Getting started#

Install#

bash setup.sh            # repo-local .venv + editable install (uses sibling ../seqtree if present)
bash setup.sh --tests    # + pytest
bash setup.sh --logo     # + logomaker/matplotlib for rendering logos

Quickstart#

import mhcmatch

# build from the isalgo/pmhc_data table (full or shortlist tier)
store = mhcmatch.Store.from_pmhc("pmhc_full.tsv.gz", species="human")

store.restriction("NLVPMVATV")                 # ranked presenting alleles + binder flags
store.is_binder("NLVPMVATV", "HLA-A*02:01")
store.scan_protein(my_protein, cls="mhc1")      # presented peptides in a protein
store.decompose("NLVPMVATV", cls="mhc1")        # (tcr_facing, presentation) with X masks

# similarity at scale
mhcmatch.search.search("NLVPMVATV", big_peptide_set, mode="tcr")
mhcmatch.search.find_mimics("EAAGIGILTV", self_set, bacterial_sets={...})

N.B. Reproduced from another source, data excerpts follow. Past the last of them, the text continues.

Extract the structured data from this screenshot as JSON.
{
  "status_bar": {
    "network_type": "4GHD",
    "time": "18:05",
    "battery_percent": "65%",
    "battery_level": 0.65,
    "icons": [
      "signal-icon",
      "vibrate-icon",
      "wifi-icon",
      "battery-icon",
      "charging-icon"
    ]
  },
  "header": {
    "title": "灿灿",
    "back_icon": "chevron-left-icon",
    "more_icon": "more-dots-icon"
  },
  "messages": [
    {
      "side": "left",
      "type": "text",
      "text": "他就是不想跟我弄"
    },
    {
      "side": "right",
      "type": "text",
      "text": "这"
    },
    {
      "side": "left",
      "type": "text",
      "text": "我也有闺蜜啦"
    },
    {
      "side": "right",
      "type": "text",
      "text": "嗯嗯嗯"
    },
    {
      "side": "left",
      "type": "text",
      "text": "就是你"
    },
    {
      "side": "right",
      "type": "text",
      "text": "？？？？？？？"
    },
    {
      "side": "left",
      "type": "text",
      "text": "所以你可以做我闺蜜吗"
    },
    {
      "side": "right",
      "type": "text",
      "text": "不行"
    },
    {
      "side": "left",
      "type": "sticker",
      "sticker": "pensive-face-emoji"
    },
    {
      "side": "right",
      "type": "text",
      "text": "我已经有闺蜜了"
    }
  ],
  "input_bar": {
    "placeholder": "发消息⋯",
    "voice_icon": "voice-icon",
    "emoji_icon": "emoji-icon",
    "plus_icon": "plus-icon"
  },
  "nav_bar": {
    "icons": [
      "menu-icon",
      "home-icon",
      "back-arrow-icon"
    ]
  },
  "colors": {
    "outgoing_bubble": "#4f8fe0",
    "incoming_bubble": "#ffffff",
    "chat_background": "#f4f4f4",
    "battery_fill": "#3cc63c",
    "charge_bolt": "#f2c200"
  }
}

# near-exact source of a neoantigen
pm = mhcmatch.Proteome.from_fasta("UP000005640_9606.fasta.gz")
pm.find_source("NLVPMVATV", max_subs=1)

# diffusion-powered forward scorer (rescues rare alleles)
am = store.anchor_model("mhc1")
am.score("NLVPMVATV", "HLA-A*02:01")            # am.score(..., raw=True) disables borrowing

Data#

  • Reference ligandsisalgo/pmhc_data (full / shortlist tiers); pass the path to mhcmatch.Store.from_pmhc() or set MHCMATCH_PMHC.

  • Pseudosequences — 34-mer groove pseudosequences vendored in src/mhcmatch/data/.

  • Reference proteomes — supply a UniProt reference proteome FASTA to mhcmatch.Proteome.from_fasta() (not bundled).